Hey, want a free roller coaster? Wait… no?
It’s not easy to give away a roller coaster.
That is the lesson so far from an attempt to donate Florida’s largest wooden coaster to charity.
The Dania Beach Hurricane opened in 2000 and quickly became a South Florida icon, thanks to its auspicious location on the side of I-95. But the privately funded, stand-alone coaster fell victim to the Great Recession and a drop in ridership.
Since April 2011, the bankrupt Hurricane has sat abandoned. Now it needs to come down by the end of May to meet a development deadline.
Attorney Allyson Goodwin has been representing the Hurricane’s investors from the very beginning. She climbs more than 100 feet to the top of the coaster’s first hill.
“Oh my gosh,” says Goodwin, “I hadn’t realized how high this is.”

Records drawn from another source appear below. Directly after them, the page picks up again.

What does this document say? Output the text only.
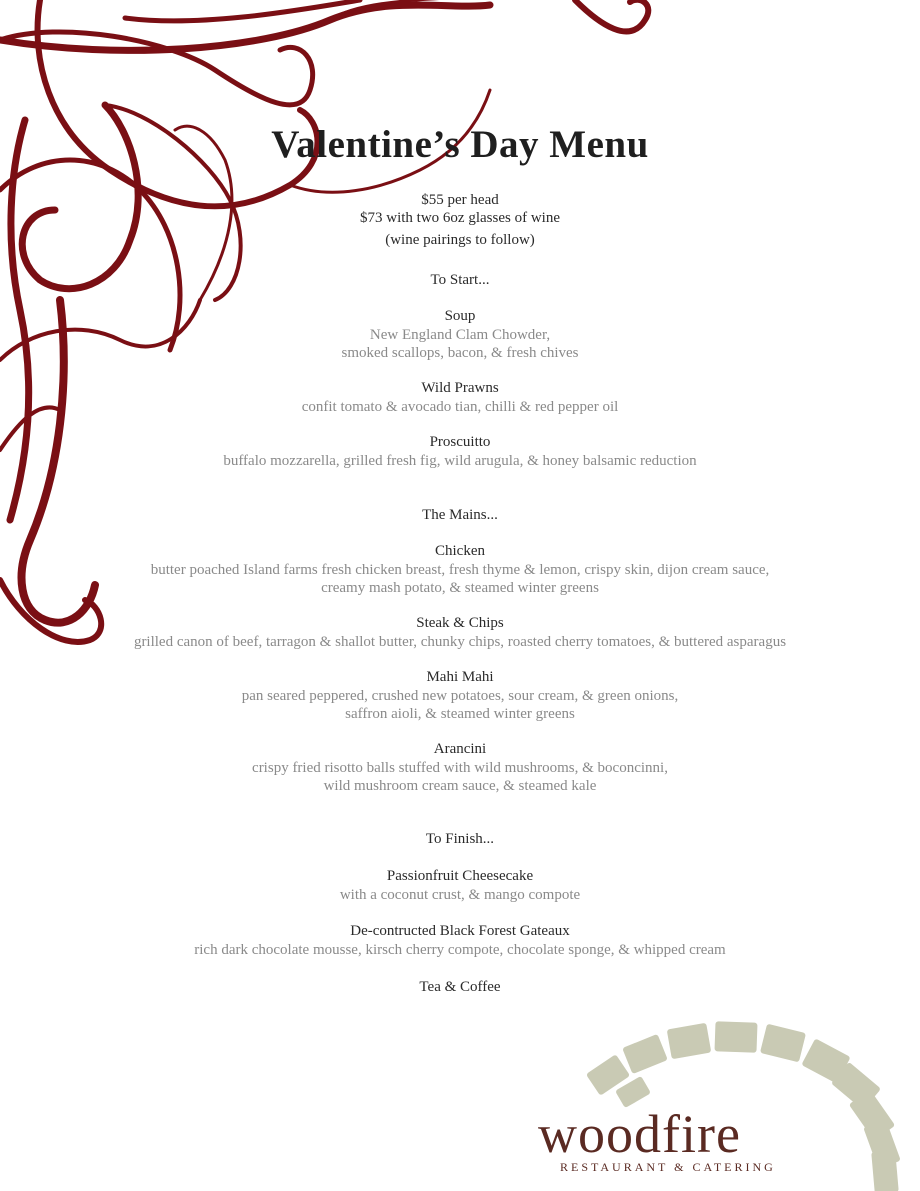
Valentine’s Day Menu
$55 per head
$73 with two 6oz glasses of wine
(wine pairings to follow)
To Start...
Soup
New England Clam Chowder,
smoked scallops, bacon, & fresh chives
Wild Prawns
confit tomato & avocado tian, chilli & red pepper oil
Proscuitto
buffalo mozzarella, grilled fresh fig, wild arugula, & honey balsamic reduction
The Mains...
Chicken
butter poached Island farms fresh chicken breast, fresh thyme & lemon, crispy skin, dijon cream sauce,
creamy mash potato, & steamed winter greens
Steak & Chips
grilled canon of beef, tarragon & shallot butter, chunky chips, roasted cherry tomatoes, & buttered asparagus
Mahi Mahi
pan seared peppered, crushed new potatoes, sour cream, & green onions,
saffron aioli, & steamed winter greens
Arancini
crispy fried risotto balls stuffed with wild mushrooms, & boconcinni,
wild mushroom cream sauce, & steamed kale
To Finish...
Passionfruit Cheesecake
with a coconut crust, & mango compote
De-contructed Black Forest Gateaux
rich dark chocolate mousse, kirsch cherry compote, chocolate sponge, & whipped cream
Tea & Coffee
woodfire
RESTAURANT & CATERING
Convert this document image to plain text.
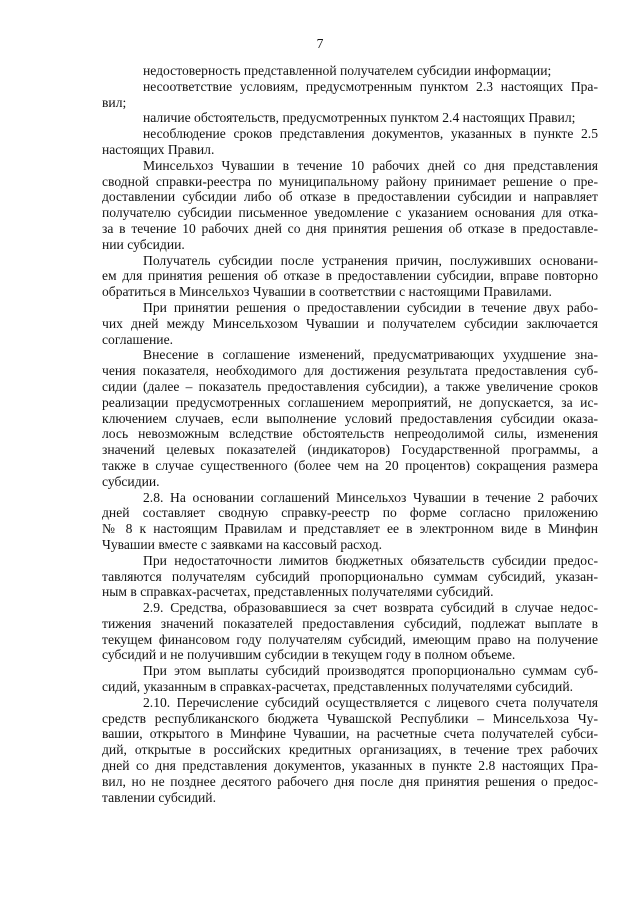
7

недостоверность представленной получателем субсидии информации;

несоответствие условиям, предусмотренным пунктом 2.3 настоящих Пра-
вил;

наличие обстоятельств, предусмотренных пунктом 2.4 настоящих Правил;

несоблюдение сроков представления документов, указанных в пункте 2.5
настоящих Правил.

Минсельхоз Чувашии в течение 10 рабочих дней со дня представления
сводной справки-реестра по муниципальному району принимает решение о пре-
доставлении субсидии либо об отказе в предоставлении субсидии и направляет
получателю субсидии письменное уведомление с указанием основания для отка-
за в течение 10 рабочих дней со дня принятия решения об отказе в предоставле-
нии субсидии.

Получатель субсидии после устранения причин, послуживших основани-
ем для принятия решения об отказе в предоставлении субсидии, вправе повторно
обратиться в Минсельхоз Чувашии в соответствии с настоящими Правилами.

При принятии решения о предоставлении субсидии в течение двух рабо-
чих дней между Минсельхозом Чувашии и получателем субсидии заключается
соглашение.

Внесение в соглашение изменений, предусматривающих ухудшение зна-
чения показателя, необходимого для достижения результата предоставления суб-
сидии (далее – показатель предоставления субсидии), а также увеличение сроков
реализации предусмотренных соглашением мероприятий, не допускается, за ис-
ключением случаев, если выполнение условий предоставления субсидии оказа-
лось невозможным вследствие обстоятельств непреодолимой силы, изменения
значений целевых показателей (индикаторов) Государственной программы, а
также в случае существенного (более чем на 20 процентов) сокращения размера
субсидии.

2.8. На основании соглашений Минсельхоз Чувашии в течение 2 рабочих
дней составляет сводную справку-реестр по форме согласно приложению
№ 8 к настоящим Правилам и представляет ее в электронном виде в Минфин
Чувашии вместе с заявками на кассовый расход.

При недостаточности лимитов бюджетных обязательств субсидии предос-
тавляются получателям субсидий пропорционально суммам субсидий, указан-
ным в справках-расчетах, представленных получателями субсидий.

2.9. Средства, образовавшиеся за счет возврата субсидий в случае недос-
тижения значений показателей предоставления субсидий, подлежат выплате в
текущем финансовом году получателям субсидий, имеющим право на получение
субсидий и не получившим субсидии в текущем году в полном объеме.

При этом выплаты субсидий производятся пропорционально суммам суб-
сидий, указанным в справках-расчетах, представленных получателями субсидий.

2.10. Перечисление субсидий осуществляется с лицевого счета получателя
средств республиканского бюджета Чувашской Республики – Минсельхоза Чу-
вашии, открытого в Минфине Чувашии, на расчетные счета получателей субси-
дий, открытые в российских кредитных организациях, в течение трех рабочих
дней со дня представления документов, указанных в пункте 2.8 настоящих Пра-
вил, но не позднее десятого рабочего дня после дня принятия решения о предос-
тавлении субсидий.
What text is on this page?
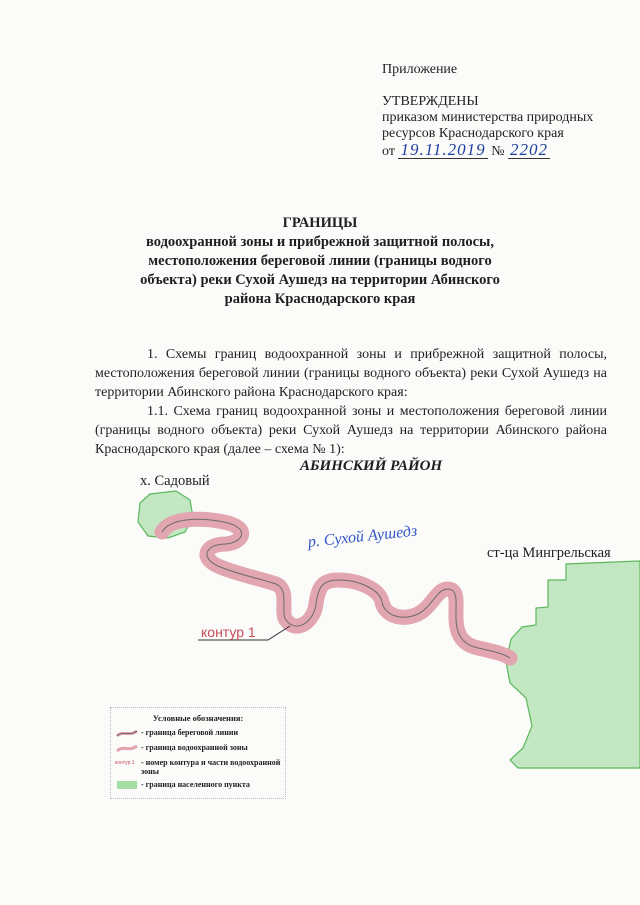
Приложение
УТВЕРЖДЕНЫ
приказом министерства природных
ресурсов Краснодарского края
от 19.11.2019 № 2202
ГРАНИЦЫ
водоохранной зоны и прибрежной защитной полосы,
местоположения береговой линии (границы водного
объекта) реки Сухой Аушедз на территории Абинского
района Краснодарского края

1. Схемы границ водоохранной зоны и прибрежной защитной полосы, местоположения береговой линии (границы водного объекта) реки Сухой Аушедз на территории Абинского района Краснодарского края:

1.1. Схема границ водоохранной зоны и местоположения береговой линии (границы водного объекта) реки Сухой Аушедз на территории Абинского района Краснодарского края (далее – схема № 1):

АБИНСКИЙ РАЙОН
х. Садовый
ст-ца Мингрельская
р. Сухой Аушедз
контур 1
Условные обозначения:
- граница береговой линии
- граница водоохранной зоны
контур 1 - номер контура и части водоохранной зоны
- граница населенного пункта
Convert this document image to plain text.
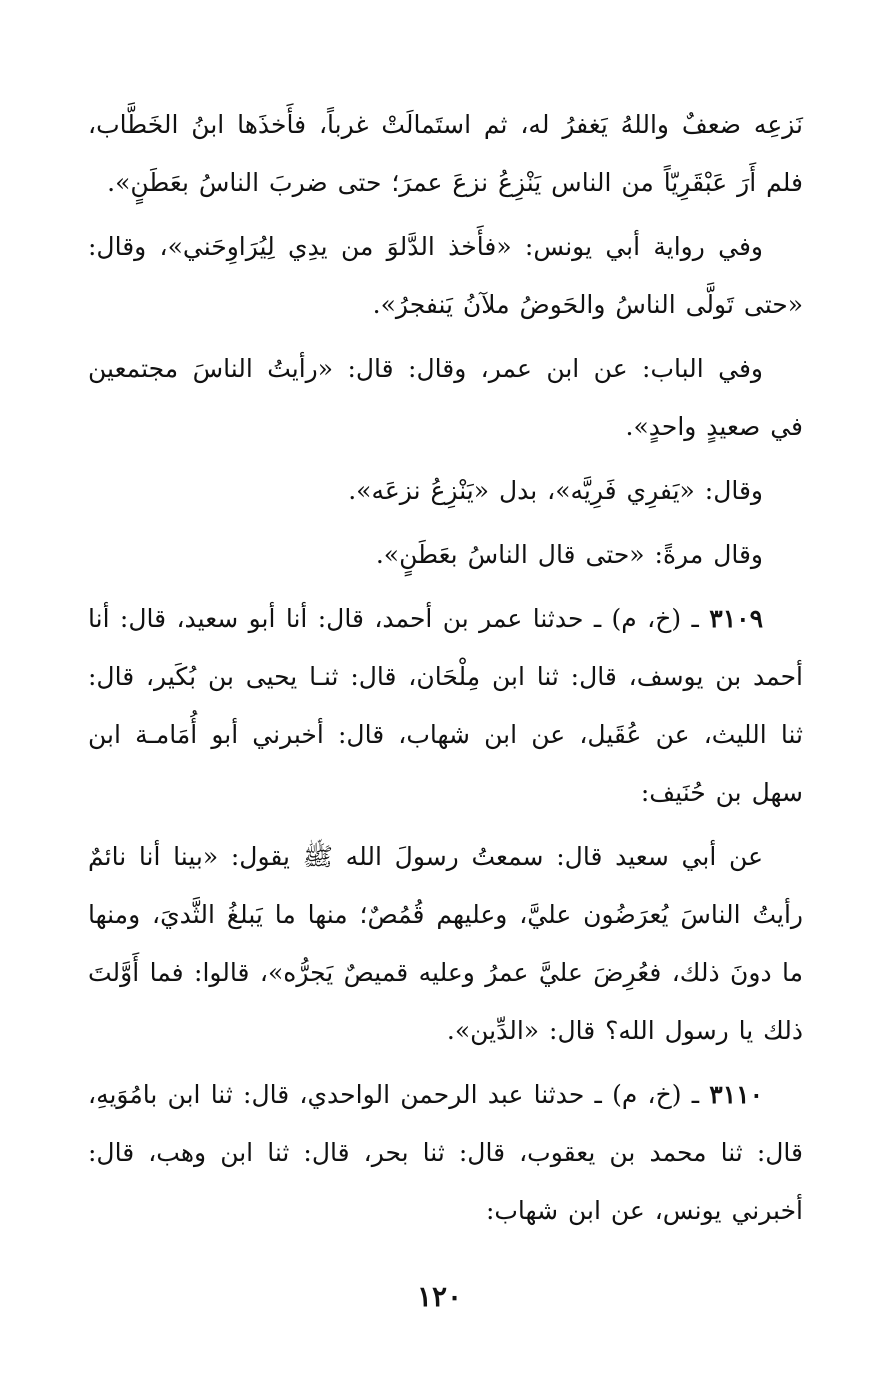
نَزعِه ضعفٌ واللهُ يَغفرُ له، ثم استَمالَتْ غرباً، فأَخذَها ابنُ الخَطَّاب، فلم أَرَ عَبْقَرِيّاً من الناس يَنْزِعُ نزعَ عمرَ؛ حتى ضربَ الناسُ بعَطَنٍ».

وفي رواية أبي يونس: «فأَخذ الدَّلوَ من يدِي لِيُرَاوِحَني»، وقال: «حتى تَولَّى الناسُ والحَوضُ ملآنُ يَنفجرُ».

وفي الباب: عن ابن عمر، وقال: قال: «رأيتُ الناسَ مجتمعين في صعيدٍ واحدٍ».

وقال: «يَفرِي فَرِيَّه»، بدل «يَنْزِعُ نزعَه».

وقال مرةً: «حتى قال الناسُ بعَطَنٍ».

٣١٠٩ ـ (خ، م) ـ حدثنا عمر بن أحمد، قال: أنا أبو سعيد، قال: أنا أحمد بن يوسف، قال: ثنا ابن مِلْحَان، قال: ثنـا يحيى بن بُكَير، قال: ثنا الليث، عن عُقَيل، عن ابن شهاب، قال: أخبرني أبو أُمَامـة ابن سهل بن حُنَيف:

عن أبي سعيد قال: سمعتُ رسولَ الله ﷺ يقول: «بينا أنا نائمٌ رأيتُ الناسَ يُعرَضُون عليَّ، وعليهم قُمُصٌ؛ منها ما يَبلغُ الثَّديَ، ومنها ما دونَ ذلك، فعُرِضَ عليَّ عمرُ وعليه قميصٌ يَجرُّه»، قالوا: فما أَوَّلتَ ذلك يا رسول الله؟ قال: «الدِّين».

٣١١٠ ـ (خ، م) ـ حدثنا عبد الرحمن الواحدي، قال: ثنا ابن بامُوَيهِ، قال: ثنا محمد بن يعقوب، قال: ثنا بحر، قال: ثنا ابن وهب، قال: أخبرني يونس، عن ابن شهاب:

١٢٠
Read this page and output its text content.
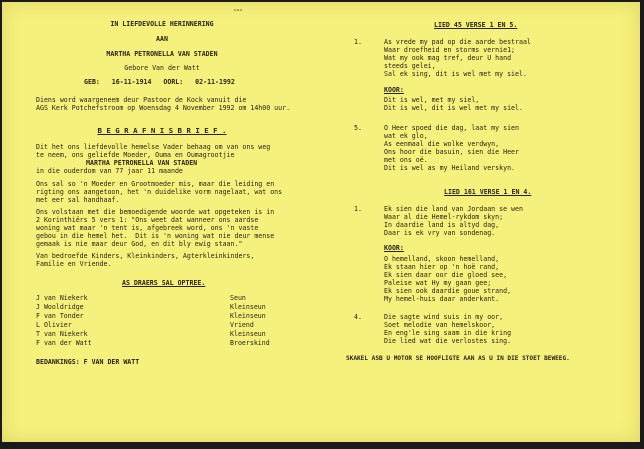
ᵤᵤᵤ

IN LIEFDEVOLLE HERINNERING

AAN

MARTHA PETRONELLA VAN STADEN

Gebore Van der Watt

GEB:   16-11-1914   OORL:   02-11-1992

Diens word waargeneem deur Pastoor de Kock vanuit die

AGS Kerk Potchefstroom op Woensdag 4 November 1992 om 14h00 uur.

B E G R A F N I S B R I E F .

Dit het ons liefdevolle hemelse Vader behaag om van ons weg

te neem, ons geliefde Moeder, Ouma en Oumagrootjie

MARTHA PETRONELLA VAN STADEN

in die ouderdom van 77 jaar 11 maande

Ons sal so 'n Moeder en Grootmoeder mis, maar die leiding en

rigting ons aangetoon, het 'n duidelike vorm nagelaat, wat ons

met eer sal handhaaf.

Ons volstaan met die bemoedigende woorde wat opgeteken is in

2 Korinthiërs 5 vers 1: "Ons weet dat wanneer ons aardse

woning wat maar 'n tent is, afgebreek word, ons 'n vaste

gebou in die hemel het.  Dit is 'n woning wat nie deur mense

gemaak is nie maar deur God, en dit bly ewig staan."

Van bedroefde Kinders, Kleinkinders, Agterkleinkinders,

Familie en Vriende.

AS DRAERS SAL OPTREE.

J van Niekerk

	Seun

J Wooldridge

	Kleinseun

F van Tonder

	Kleinseun

L Olivier

	Vriend

T van Niekerk

	Kleinseun

F van der Watt

	Broerskind

BEDANKINGS: F VAN DER WATT

LIED 45 VERSE 1 EN 5.

1.

	As vrede my pad op die aarde bestraal

Waar droefheid en storms vernie1;

Wat my ook mag tref, deur U hand

steeds gelei,

Sal ek sing, dit is wel met my siel.

KOOR:

Dit is wel, met my siel,

Dit is wel, dit is wel met my siel.

5.

	O Heer spoed die dag, laat my sien

wat ek glo,

As eenmaal die wolke verdwyn,

Ons hoor die basuin, sien die Heer

met ons oë.

Dit is wel as my Heiland verskyn.

LIED 161 VERSE 1 EN 4.

1.

	Ek sien die land van Jordaan se wen

Waar al die Hemel-rykdom skyn;

In daardie land is altyd dag,

Daar is ek vry van sondenag.

KOOR:

O hemelland, skoon hemelland,

Ek staan hier op 'n hoë rand,

Ek sien daar oor die gloed see,

Paleise wat Hy my gaan gee;

Ek sien ook daardie goue strand,

My hemel-huis daar anderkant.

4.

	Die sagte wind suis in my oor,

Soet melodie van hemelskoor,

En eng'le sing saam in die kring

Die lied wat die verlostes sing.

SKAKEL ASB U MOTOR SE HOOFLIGTE AAN AS U IN DIE STOET BEWEEG.
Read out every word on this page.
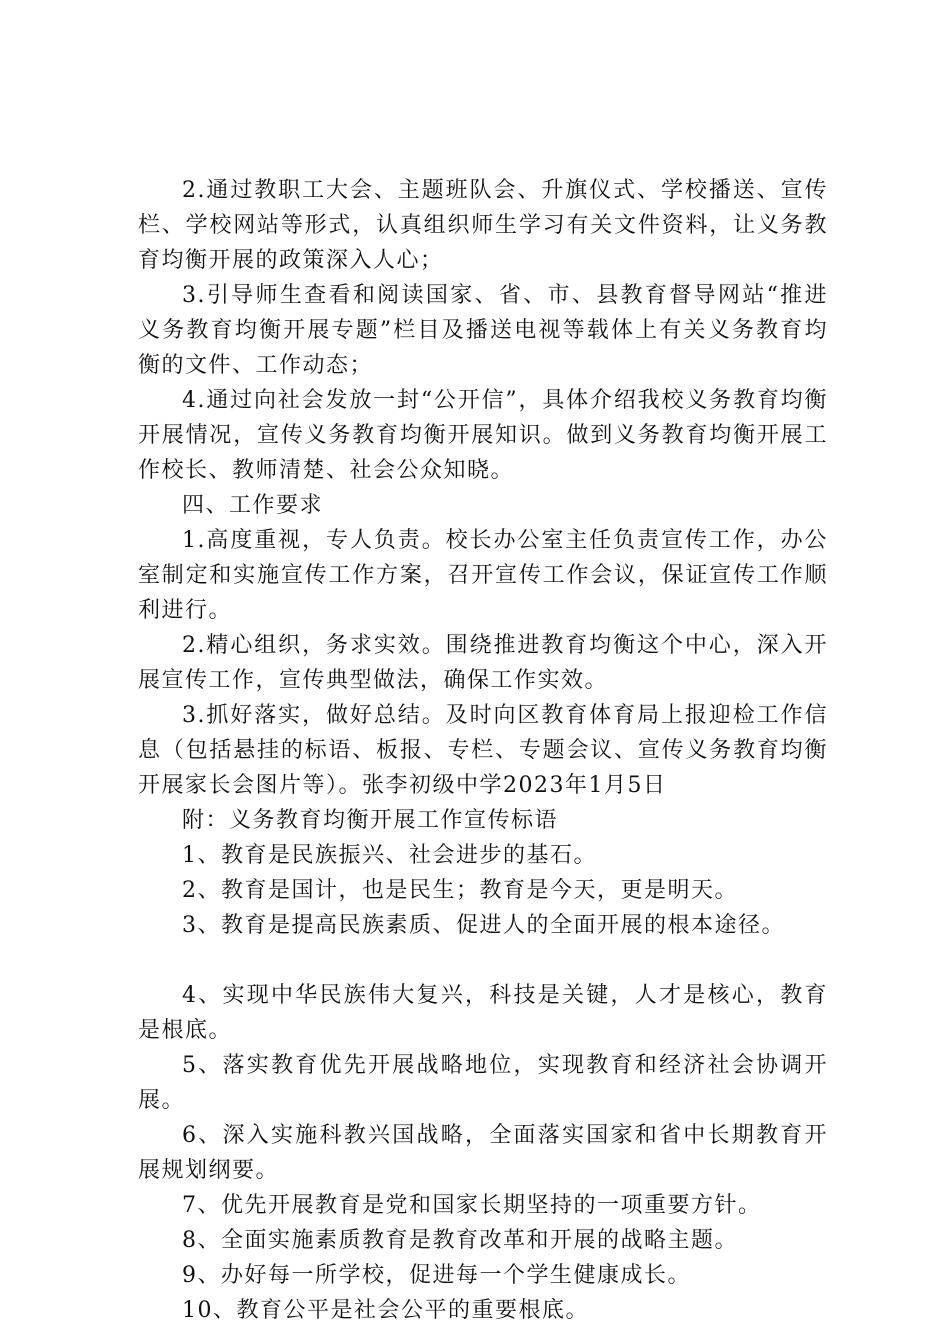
2.通过教职工大会、主题班队会、升旗仪式、学校播送、宣传栏、学校网站等形式，认真组织师生学习有关文件资料，让义务教育均衡开展的政策深入人心；

3.引导师生查看和阅读国家、省、市、县教育督导网站“推进义务教育均衡开展专题”栏目及播送电视等载体上有关义务教育均衡的文件、工作动态；

4.通过向社会发放一封“公开信”，具体介绍我校义务教育均衡开展情况，宣传义务教育均衡开展知识。做到义务教育均衡开展工作校长、教师清楚、社会公众知晓。

四、工作要求

1.高度重视，专人负责。校长办公室主任负责宣传工作，办公室制定和实施宣传工作方案，召开宣传工作会议，保证宣传工作顺利进行。

2.精心组织，务求实效。围绕推进教育均衡这个中心，深入开展宣传工作，宣传典型做法，确保工作实效。

3.抓好落实，做好总结。及时向区教育体育局上报迎检工作信息（包括悬挂的标语、板报、专栏、专题会议、宣传义务教育均衡开展家长会图片等）。张李初级中学2023年1月5日

附：义务教育均衡开展工作宣传标语

1、教育是民族振兴、社会进步的基石。

2、教育是国计，也是民生；教育是今天，更是明天。

3、教育是提高民族素质、促进人的全面开展的根本途径。

4、实现中华民族伟大复兴，科技是关键，人才是核心，教育是根底。

5、落实教育优先开展战略地位，实现教育和经济社会协调开展。

6、深入实施科教兴国战略，全面落实国家和省中长期教育开展规划纲要。

7、优先开展教育是党和国家长期坚持的一项重要方针。

8、全面实施素质教育是教育改革和开展的战略主题。

9、办好每一所学校，促进每一个学生健康成长。

10、教育公平是社会公平的重要根底。
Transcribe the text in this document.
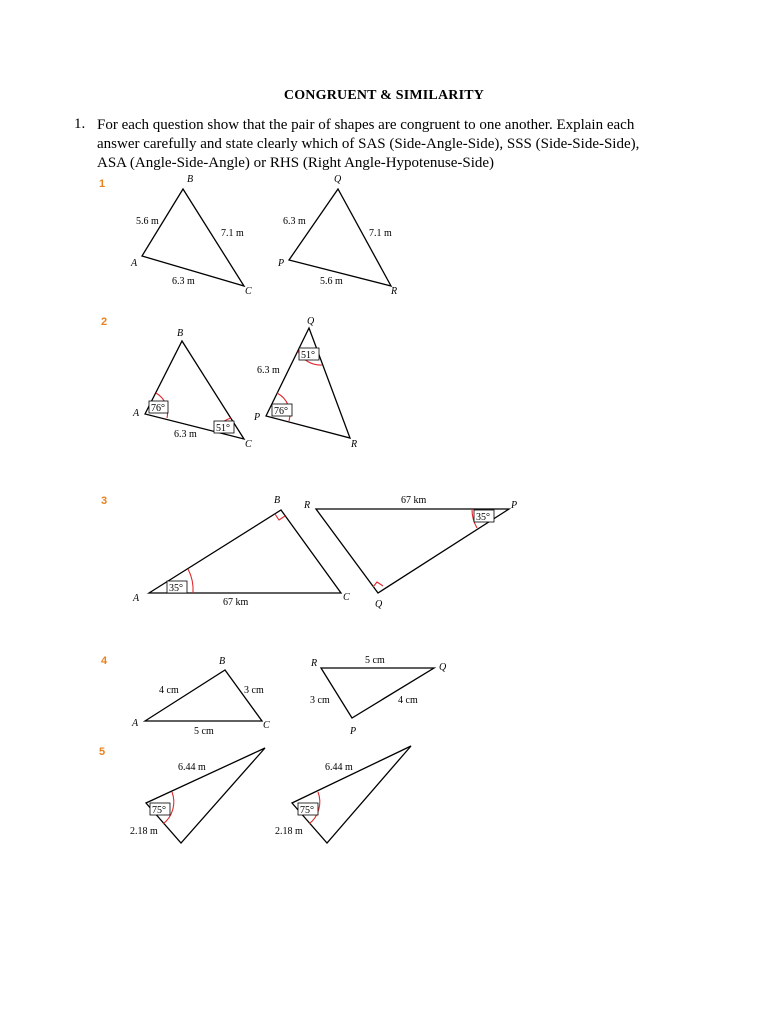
CONGRUENT & SIMILARITY
1. For each question show that the pair of shapes are congruent to one another. Explain each

answer carefully and state clearly which of SAS (Side-Angle-Side), SSS (Side-Side-Side),

ASA (Angle-Side-Angle) or RHS (Right Angle-Hypotenuse-Side)

1
A
B
C
5.6 m
7.1 m
6.3 m
P
Q
R
6.3 m
7.1 m
5.6 m
2
76°
51°
A
B
C
6.3 m
51°
76°
P
Q
R
6.3 m
3
35°
A
B
C
67 km
35°
R	P
Q
67 km
4
A
B
C
4 cm	3 cm
5 cm
R	Q
P
5 cm
3 cm	4 cm
5
75°
6.44 m
2.18 m
75°
6.44 m
2.18 m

She looks out over a jungle of lumber that’s been bleached and worn by the Florida weather.
“The idea that it’s coming down,” Goodwin says, “and it’s actually going to go rot somewhere, is just such a waste. It just — it actually makes me sick to my stomach to think about it to be honest.”
So last November, Goodwin and the investors announced an effort to donate the Dania Beach Hurricane to charity. The bolts, the lumber, the steel tracks, the cars — everything.
The theory, according to Goodwin, is that with the right charity, the donation could be a “win-win-win-win.”
Goodwin’s investors would get the massive tax write-off. A generous construction company could donate to take the thing apart and also get a massive tax write-off. The abandoned coaster — a monstrous beacon of failure — would no longer be the most visible highway advertisement for the City of Dania Beach. And some lucky charity would wind up with tons of steel to scrap and hundreds of thousands of board feet of lumber to use.
“In theory, yes,” says Perry Ecton, Executive Director for Habitat for Humanity of Broward County.
Habitat for Humanity seemed like one of the most obvious fits for the donation. They need wood. They have construction experience.
Ecton certainly considered the donation, but the problem was taking the coaster down: The vast majority of Habitat’s workers are community volunteers.
“I’m thinking of an OSHA safety crew coming through,” says Ecton, “and you’ve got your local school teacher or lawyer hanging with harnesses upside down. It scared me more than it was worth.”
As it turns out, sometimes you need to look the gift horse in the mouth. Strange donations are part and parcel to being a non-profit. Whether or not you take those donations is (sometimes literally) the million dollar question.
The Boston Foundation, for example, has been offered everything from a trove of coins to a share in a cruise ship.
“And most interestingly,” says Kate Guedj, vice president for philanthropic and donor services, “a pile of pottery.”
The Boston Foundation was given hundreds of pieces of pottery from Brother Thomas, whose work sells for thousands of dollars.
It’s a great donation, but takes some thinking through: You need insurance, a gallery to sell the things and storage, long-term storage. By selling off everything at once, The Boston Foundation would have flooded the high-end pottery market. So to maximize the donation down the road, the foundation had to front the storage costs at the time.
“You have to be able to handle that and think long term,” says Guedj “and not need to convert the materials to cash right away to fund your operations.”
With the pottery and the cruise ship, if there’s a foundation that can handle a wooden roller coaster, it would be The Boston Foundation. Right?
“Uh, no,” says Guedj to the offer, “I don’t think so. Thanks.”